Затем я понял, что в баре появились люди, материализовавшиеся, как могло показаться, из ночного воздуха. Посетители словно размножались, занимая каждый свободный участок пространства. Их гигантские фигуры высились надо мной. Их размножение пугало меня. Женщин без зубов стало две. Карликов стало четыре. Мужчин со светлыми волосами в темных очках стало три. Мужчина с опухшим глазом раздвоился, и у его двойника глаз опух с другой стороны. У меня не было оружия против их умножения, и я с ним смирился. Шум стал более низким. Все дрожало. Словно находясь в подводном мире, я стал медленно продвигаться: к краю скамейки. Я сел. Люди, окружавшие меня, то и дело поворачивались и смотрели на меня, словно им надо было удостовериться, тут я или нет. Я чувствовал, что виден со всех сторон, даже когда они не смотрели на меня впрямую. Я был убежден, что у них есть глаза на лице сбоку и на затылке. Но только когда я посмотрел на мужчину, такого высоченного, что, казалось, он доставал головой до паутины на потолке, я по-настоящему испугался.

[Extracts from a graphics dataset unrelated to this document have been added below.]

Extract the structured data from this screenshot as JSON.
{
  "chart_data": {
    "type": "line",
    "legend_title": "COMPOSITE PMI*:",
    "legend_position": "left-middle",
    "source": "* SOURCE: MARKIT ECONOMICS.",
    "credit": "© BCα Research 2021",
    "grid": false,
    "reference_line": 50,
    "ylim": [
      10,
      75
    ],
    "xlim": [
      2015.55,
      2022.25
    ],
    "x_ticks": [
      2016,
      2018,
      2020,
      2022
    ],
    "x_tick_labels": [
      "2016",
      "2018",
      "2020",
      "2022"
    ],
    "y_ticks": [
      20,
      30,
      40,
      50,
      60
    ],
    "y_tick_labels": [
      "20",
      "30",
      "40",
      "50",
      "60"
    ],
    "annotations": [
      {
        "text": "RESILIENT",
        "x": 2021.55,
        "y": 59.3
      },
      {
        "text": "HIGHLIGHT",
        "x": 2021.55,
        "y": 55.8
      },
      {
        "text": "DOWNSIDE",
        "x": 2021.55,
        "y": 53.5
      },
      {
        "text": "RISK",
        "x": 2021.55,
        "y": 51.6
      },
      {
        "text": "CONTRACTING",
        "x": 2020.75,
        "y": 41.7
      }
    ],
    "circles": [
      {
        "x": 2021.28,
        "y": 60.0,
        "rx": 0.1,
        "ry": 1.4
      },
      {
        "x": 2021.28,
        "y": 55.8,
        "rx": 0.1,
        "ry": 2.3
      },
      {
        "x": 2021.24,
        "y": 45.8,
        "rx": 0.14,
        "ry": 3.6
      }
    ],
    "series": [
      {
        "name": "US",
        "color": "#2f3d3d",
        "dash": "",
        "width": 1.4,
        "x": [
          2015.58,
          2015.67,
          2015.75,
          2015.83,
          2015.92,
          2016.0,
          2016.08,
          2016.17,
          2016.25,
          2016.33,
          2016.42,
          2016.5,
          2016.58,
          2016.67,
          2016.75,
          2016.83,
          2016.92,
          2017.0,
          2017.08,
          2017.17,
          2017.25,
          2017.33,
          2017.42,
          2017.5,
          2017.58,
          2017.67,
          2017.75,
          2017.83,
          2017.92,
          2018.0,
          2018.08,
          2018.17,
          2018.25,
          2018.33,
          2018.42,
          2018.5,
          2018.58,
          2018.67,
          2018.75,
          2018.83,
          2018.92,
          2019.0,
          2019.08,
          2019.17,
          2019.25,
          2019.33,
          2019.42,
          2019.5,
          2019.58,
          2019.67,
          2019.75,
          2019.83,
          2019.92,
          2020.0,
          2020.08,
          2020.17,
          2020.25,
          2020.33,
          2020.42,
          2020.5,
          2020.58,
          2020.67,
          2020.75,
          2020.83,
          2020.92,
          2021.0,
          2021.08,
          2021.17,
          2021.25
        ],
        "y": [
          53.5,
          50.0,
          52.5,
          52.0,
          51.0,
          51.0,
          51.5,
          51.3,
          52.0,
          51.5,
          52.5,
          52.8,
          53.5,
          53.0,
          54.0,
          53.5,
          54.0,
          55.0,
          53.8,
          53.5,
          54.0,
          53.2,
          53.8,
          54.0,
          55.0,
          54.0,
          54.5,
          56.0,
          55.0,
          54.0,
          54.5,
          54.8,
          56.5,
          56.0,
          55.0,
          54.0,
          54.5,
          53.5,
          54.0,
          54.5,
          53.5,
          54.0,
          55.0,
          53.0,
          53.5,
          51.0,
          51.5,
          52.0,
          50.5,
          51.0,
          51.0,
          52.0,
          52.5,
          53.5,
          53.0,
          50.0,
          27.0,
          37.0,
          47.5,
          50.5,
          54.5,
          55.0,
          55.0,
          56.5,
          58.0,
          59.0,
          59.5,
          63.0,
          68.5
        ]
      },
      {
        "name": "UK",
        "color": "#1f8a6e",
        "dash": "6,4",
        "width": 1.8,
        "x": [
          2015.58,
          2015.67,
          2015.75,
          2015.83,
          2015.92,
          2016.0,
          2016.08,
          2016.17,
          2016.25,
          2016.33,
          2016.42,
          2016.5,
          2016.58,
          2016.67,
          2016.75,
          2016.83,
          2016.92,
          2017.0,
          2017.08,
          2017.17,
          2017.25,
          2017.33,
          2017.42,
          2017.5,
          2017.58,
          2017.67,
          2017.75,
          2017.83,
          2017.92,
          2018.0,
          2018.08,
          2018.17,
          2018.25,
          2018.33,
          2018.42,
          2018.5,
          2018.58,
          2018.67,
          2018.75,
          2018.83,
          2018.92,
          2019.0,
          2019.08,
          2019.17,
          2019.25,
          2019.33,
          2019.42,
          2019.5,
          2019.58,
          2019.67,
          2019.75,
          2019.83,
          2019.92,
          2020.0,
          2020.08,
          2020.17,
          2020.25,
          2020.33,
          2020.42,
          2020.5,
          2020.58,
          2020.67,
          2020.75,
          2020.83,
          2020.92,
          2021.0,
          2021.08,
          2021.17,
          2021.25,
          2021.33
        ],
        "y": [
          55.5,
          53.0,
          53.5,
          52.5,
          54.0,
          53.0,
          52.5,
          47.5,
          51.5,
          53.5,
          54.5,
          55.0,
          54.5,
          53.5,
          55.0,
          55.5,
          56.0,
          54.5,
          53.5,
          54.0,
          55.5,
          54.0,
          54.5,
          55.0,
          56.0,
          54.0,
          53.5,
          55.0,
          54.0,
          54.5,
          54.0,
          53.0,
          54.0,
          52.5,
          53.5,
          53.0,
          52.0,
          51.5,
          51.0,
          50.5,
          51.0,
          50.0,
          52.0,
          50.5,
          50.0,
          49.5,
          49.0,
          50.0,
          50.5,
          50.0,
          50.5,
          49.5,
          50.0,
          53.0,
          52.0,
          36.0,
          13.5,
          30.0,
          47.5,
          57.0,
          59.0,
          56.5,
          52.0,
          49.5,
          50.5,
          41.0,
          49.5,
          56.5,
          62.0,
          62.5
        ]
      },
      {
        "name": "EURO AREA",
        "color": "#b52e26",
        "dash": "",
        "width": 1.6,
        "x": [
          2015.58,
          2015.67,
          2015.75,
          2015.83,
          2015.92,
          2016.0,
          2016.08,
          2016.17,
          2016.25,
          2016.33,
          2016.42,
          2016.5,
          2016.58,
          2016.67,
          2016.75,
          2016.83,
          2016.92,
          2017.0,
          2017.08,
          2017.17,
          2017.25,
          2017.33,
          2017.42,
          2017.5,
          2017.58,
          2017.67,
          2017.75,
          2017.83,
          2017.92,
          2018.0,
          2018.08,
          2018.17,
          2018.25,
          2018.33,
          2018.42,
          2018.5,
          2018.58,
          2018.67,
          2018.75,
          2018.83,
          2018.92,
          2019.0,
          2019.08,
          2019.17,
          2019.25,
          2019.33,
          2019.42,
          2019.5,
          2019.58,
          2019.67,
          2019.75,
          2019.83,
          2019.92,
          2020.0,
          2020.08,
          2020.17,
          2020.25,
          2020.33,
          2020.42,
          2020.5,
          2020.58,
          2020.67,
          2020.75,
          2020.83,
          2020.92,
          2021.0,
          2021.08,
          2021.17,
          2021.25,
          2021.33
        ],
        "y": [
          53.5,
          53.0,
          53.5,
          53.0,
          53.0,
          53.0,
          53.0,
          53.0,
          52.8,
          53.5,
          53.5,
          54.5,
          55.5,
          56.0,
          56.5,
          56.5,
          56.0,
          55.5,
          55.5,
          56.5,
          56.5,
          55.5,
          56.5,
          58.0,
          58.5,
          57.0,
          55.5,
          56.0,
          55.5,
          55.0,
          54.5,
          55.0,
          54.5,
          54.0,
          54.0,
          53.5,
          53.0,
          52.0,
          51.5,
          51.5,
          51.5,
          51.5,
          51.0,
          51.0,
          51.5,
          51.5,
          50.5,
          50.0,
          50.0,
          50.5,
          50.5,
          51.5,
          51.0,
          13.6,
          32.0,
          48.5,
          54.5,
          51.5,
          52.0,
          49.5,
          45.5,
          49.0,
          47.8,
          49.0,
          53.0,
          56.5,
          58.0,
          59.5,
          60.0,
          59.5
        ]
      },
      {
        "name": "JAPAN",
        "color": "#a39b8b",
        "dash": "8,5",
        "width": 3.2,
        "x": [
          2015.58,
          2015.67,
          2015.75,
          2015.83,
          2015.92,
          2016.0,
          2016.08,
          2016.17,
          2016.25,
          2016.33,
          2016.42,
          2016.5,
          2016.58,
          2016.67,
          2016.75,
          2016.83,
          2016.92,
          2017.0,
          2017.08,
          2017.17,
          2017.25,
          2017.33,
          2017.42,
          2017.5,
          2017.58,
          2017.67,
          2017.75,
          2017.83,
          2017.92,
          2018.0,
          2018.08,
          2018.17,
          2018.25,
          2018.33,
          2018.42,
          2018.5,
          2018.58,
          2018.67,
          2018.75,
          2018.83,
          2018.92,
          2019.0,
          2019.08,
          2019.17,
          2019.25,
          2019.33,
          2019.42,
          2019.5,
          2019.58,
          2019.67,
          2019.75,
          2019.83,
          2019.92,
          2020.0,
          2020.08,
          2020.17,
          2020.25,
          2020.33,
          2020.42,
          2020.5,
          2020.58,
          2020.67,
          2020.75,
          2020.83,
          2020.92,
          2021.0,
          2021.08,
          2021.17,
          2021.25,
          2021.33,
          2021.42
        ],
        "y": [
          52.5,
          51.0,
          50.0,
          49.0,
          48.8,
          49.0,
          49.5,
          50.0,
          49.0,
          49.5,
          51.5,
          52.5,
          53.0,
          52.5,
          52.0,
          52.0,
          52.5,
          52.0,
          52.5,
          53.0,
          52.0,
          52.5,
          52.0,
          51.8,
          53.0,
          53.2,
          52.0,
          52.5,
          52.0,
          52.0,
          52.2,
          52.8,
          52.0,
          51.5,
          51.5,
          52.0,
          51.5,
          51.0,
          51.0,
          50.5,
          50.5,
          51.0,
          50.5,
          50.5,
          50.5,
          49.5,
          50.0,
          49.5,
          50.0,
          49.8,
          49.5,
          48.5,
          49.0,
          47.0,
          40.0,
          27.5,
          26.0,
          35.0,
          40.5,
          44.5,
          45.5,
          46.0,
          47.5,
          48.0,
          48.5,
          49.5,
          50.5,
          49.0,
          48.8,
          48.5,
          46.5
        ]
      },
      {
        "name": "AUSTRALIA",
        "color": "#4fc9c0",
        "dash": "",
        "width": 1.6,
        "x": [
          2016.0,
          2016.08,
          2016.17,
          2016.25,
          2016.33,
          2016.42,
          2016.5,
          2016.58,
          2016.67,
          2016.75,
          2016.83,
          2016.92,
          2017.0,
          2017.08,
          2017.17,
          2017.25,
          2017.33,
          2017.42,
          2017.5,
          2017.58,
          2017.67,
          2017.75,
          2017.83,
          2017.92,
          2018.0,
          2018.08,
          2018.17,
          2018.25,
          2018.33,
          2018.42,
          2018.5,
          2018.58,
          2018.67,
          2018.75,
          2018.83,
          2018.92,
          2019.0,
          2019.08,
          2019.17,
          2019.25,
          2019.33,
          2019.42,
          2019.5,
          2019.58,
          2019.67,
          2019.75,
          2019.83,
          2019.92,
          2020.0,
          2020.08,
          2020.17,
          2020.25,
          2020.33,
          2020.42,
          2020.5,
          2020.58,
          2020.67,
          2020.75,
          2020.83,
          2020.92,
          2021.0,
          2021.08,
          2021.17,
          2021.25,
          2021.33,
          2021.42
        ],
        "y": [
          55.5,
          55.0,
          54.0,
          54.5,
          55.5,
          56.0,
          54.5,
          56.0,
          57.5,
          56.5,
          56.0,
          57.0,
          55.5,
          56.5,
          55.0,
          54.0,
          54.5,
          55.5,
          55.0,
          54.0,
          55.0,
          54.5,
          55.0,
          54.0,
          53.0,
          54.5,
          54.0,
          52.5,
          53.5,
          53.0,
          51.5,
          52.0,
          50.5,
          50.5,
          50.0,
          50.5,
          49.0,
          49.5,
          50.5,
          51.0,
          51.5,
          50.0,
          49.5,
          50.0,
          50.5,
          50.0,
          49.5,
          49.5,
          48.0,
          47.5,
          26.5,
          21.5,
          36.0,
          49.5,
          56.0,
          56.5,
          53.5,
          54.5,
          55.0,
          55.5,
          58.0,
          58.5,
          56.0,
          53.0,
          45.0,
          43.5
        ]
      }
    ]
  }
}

У мужчины был широкий рот, вывернутые ноздри, которые неестественно дрожали, когда он вдыхал, и два больших непропорциональных уха. И, к моему ужасу, у него не было глаз. Я очень громко закричал и ударил этого человека в подбородок, а он наклонился ко мне и еще шире открыл рот, словно готовясь проглотить меня. Он так и застыл, наклонившись. Я в ужасе смотрел в рот, темный и уродливый, в глубине которого блестел диск, как отшлифованный лунный камень, и в страхе видел, как он поблескивает. Затем я понял, что смотрю в глаз. Я в шоке подался назад, но глаз вытянулся в мою сторону и затем повернулся вокруг своей оси как яркий кусок мрамора, засевший в горле. Я плюнул в глаз и побежал, в бешенстве расталкивая все на своем пути. Мужчина издал каркающий звук, снова наклонился с открытым ртом, но я уже был от него далеко.

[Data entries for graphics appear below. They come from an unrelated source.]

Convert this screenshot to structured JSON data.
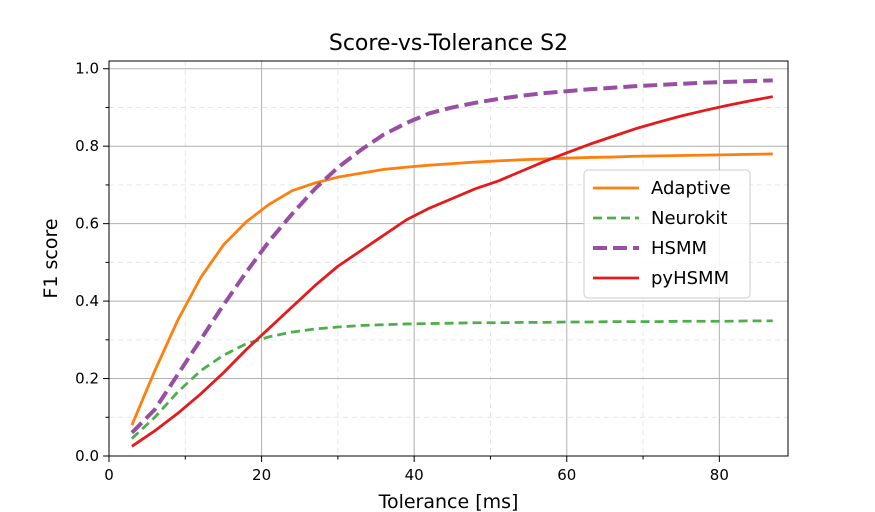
{
  "chart_data": {
    "type": "line",
    "title": "Score-vs-Tolerance S2",
    "xlabel": "Tolerance [ms]",
    "ylabel": "F1 score",
    "xlim": [
      0,
      89
    ],
    "ylim": [
      0,
      1.02
    ],
    "xticks": [
      0,
      20,
      40,
      60,
      80
    ],
    "xtick_labels": [
      "0",
      "20",
      "40",
      "60",
      "80"
    ],
    "yticks": [
      0.0,
      0.2,
      0.4,
      0.6,
      0.8,
      1.0
    ],
    "ytick_labels": [
      "0.0",
      "0.2",
      "0.4",
      "0.6",
      "0.8",
      "1.0"
    ],
    "grid": true,
    "legend_position": "center-right",
    "x": [
      3,
      6,
      9,
      12,
      15,
      18,
      21,
      24,
      27,
      30,
      33,
      36,
      39,
      42,
      45,
      48,
      51,
      54,
      57,
      60,
      63,
      66,
      69,
      72,
      75,
      78,
      81,
      84,
      87
    ],
    "series": [
      {
        "name": "Adaptive",
        "color": "#ff7f0e",
        "style": "solid",
        "values": [
          0.08,
          0.22,
          0.35,
          0.46,
          0.545,
          0.605,
          0.65,
          0.685,
          0.705,
          0.72,
          0.73,
          0.74,
          0.746,
          0.751,
          0.755,
          0.759,
          0.762,
          0.765,
          0.767,
          0.769,
          0.771,
          0.772,
          0.774,
          0.775,
          0.776,
          0.777,
          0.778,
          0.779,
          0.78
        ]
      },
      {
        "name": "Neurokit",
        "color": "#4daf4a",
        "style": "dashed",
        "values": [
          0.045,
          0.1,
          0.165,
          0.22,
          0.26,
          0.29,
          0.308,
          0.32,
          0.328,
          0.333,
          0.337,
          0.339,
          0.341,
          0.342,
          0.343,
          0.344,
          0.344,
          0.345,
          0.345,
          0.346,
          0.346,
          0.347,
          0.347,
          0.347,
          0.348,
          0.348,
          0.348,
          0.349,
          0.349
        ]
      },
      {
        "name": "HSMM",
        "color": "#984ea3",
        "style": "dashed",
        "values": [
          0.06,
          0.12,
          0.21,
          0.3,
          0.39,
          0.475,
          0.555,
          0.625,
          0.69,
          0.745,
          0.79,
          0.83,
          0.86,
          0.885,
          0.9,
          0.912,
          0.922,
          0.93,
          0.937,
          0.942,
          0.947,
          0.951,
          0.955,
          0.958,
          0.961,
          0.964,
          0.966,
          0.968,
          0.97
        ]
      },
      {
        "name": "pyHSMM",
        "color": "#e41a1c",
        "style": "solid",
        "values": [
          0.025,
          0.065,
          0.11,
          0.16,
          0.215,
          0.275,
          0.33,
          0.385,
          0.44,
          0.49,
          0.53,
          0.57,
          0.61,
          0.64,
          0.665,
          0.69,
          0.71,
          0.735,
          0.76,
          0.783,
          0.805,
          0.825,
          0.845,
          0.862,
          0.878,
          0.892,
          0.905,
          0.917,
          0.928
        ]
      }
    ]
  }
}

На мгновение я почувствовал облегчение, но когда увидел, что люди опять окружают меня, снова пустился в бегство. Среди них были высокие безглазые женщины. Рядом со мной сидели мужчины в темных очках. Все трое повернули головы в мою сторону. Один из них снял очки, и вместо пустых белых глаз на меня смотрели нормальные глаза.

— Что с тобой происходит? — спросил он.

— Ничего.

— Тогда почему ты плюнул в рот тому мужчине?

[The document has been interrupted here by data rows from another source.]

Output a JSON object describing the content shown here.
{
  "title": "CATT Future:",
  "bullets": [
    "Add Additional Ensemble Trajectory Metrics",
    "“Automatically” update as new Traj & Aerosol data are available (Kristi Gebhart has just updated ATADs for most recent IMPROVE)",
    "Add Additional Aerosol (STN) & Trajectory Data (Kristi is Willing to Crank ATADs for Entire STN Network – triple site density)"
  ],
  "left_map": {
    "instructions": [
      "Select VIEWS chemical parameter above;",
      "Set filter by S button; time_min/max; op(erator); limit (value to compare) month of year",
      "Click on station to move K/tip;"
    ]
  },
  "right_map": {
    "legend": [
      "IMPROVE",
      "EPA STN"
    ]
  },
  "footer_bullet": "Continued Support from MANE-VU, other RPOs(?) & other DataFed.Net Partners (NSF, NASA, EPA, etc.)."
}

— Этот мальчик ненормальный, — сказал другой из троицы.

— Не умеет себя вести, — сказал первый.

— Он пьяный, — сказал второй.

— Держи его, — сказал третий.

— Да, хватайте его, пока он не плюнул в нас.

Я крался по стеночке, не спуская с них глаз. Пока я смотрел на них, они стали трансформироваться, теряя свои прежние оболочки. Их плечи мгновенно сгорбились и выпучились. Их глаза заблестели через очки, и зубы превратились в клыки. Я медленно крался и, дойдя до угла, снова занял наблюдательную позицию. Клиенты перестали видоизменяться, превращаясь во что-то новое. Но то, что скрывалось в них, проступало сквозь прозрачную кожу. Через какое-то время я подумал, что мои глаза играют со мной нехорошие шутки, или лихорадка входит в меня такими странными путями, и закрыл глаза. Когда я их открыл, безглазой женщины уже не было. Я выбежал из бара на задний двор.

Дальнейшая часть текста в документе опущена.